In Performance Art Land 2025, Kato invited four Welsh musicians to play the national anthem of Wales with a range of traditional instruments. These instruments include harp, crwth, a bowed Welsh lyre since the European Middle Ages, tabwrdd, a double-skinned drum, and pibgorn, a reed instrument once popular with shepherds. What kind of site can best embody a country’s identity, past and present, and how might Kato’s specially structured performance respond to the its historical, cultural and political significance? May the Old Language Endure Forever was conducted in a typical mountainous landscape in South Wales. In the Brecon Beacons, the so-called Maen Llia is a nearly 4 metres high and 3 metres wide thin megalith erected on the moorland. Very possibly, a large proportion of the stone is below ground, so that it can endure wild Welsh weather for thousands of years. The purpose the stone remains unclear, for instance, establishing with its visibility from some distance, to mark a territory or to signpost travellers in ancient times. Official report suggests that the remains of a standing stone, often part of a larger cluster of monuments, probably dates to the Bronze Age (c. 2300 – 800 BC).
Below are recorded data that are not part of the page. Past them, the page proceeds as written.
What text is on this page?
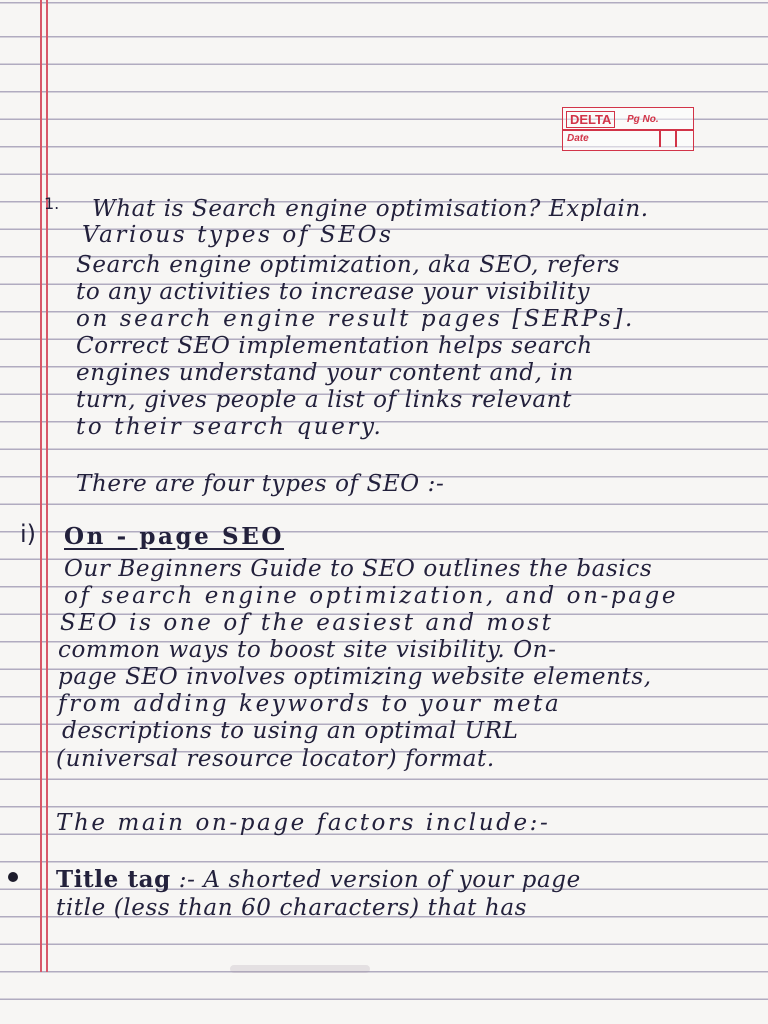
DELTA	Pg No.
Date
1. What is Search engine optimisation? Explain.
Various types of SEOs
Search engine optimization, aka SEO, refers
to any activities to increase your visibility
on search engine result pages [SERPs].
Correct SEO implementation helps search
engines understand your content and, in
turn, gives people a list of links relevant
to their search query.
There are four types of SEO :-
i) On - page SEO
Our Beginners Guide to SEO outlines the basics
of search engine optimization, and on-page
SEO is one of the easiest and most
common ways to boost site visibility. On-
page SEO involves optimizing website elements,
from adding keywords to your meta
descriptions to using an optimal URL
(universal resource locator) format.
The main on-page factors include:-
Title tag :- A shorted version of your page
title (less than 60 characters) that has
This Scheduled Ancient Monument becomes ‘an important relic of a prehistoric funerary and ritual landscape and retains significant archaeological potential’.
Standing in the river valley of Afon Llia in the upland Fforest Fawr, the stone Maen Llia appears strikingly solitary, at the same time, minimalistically abstract, inviting any new interpretations. The musicians are positioned approximately 20–30 metres apart, around the Maen Llia, and connected by ropes in green and red – the primary colours of the national flag. The stone, here, is not merely a monument, but a symbol of Welsh legacies, and plays a legendary role in performance, amplifying unheard voice, and reimagining underrepresented stories within and beyond the region. In Kato’s performance, each instrument is stationed at a designated position, whilst the length of the rope between the musicians was calculatedly arranged – about a metre away for them to reach their instruments. In the same vein, as the national anthem begins with the pibgorn, the musicians both collaborate, and at the same time, struggle with one another to play the right the notes at the right time. Set against the desolate landscape of to the west of the Brecon Beacons, the song Hen Wlad Fy Nhadau (Land of My Fathers) is sung:
The land of my fathers is dear unto me,
Old land where the minstrels are honoured and free;
Its warring defenders so gallant and brave,
For freedom their life’s blood they gave.
Home, home, true I am to home,
While seas secure the land so pure,
O may the old language endure.
The piercing sound of the hornpipe, the rustic, buzzy resonance of the lyre, crystalline tones of the harp and the angelic voice of the singer strive to come together to form the national anthem. Through the mechanisms of performance, it is interrupted and fragmented, suppressed and distorted, yet, unified in sprit, and lifted by their collective power.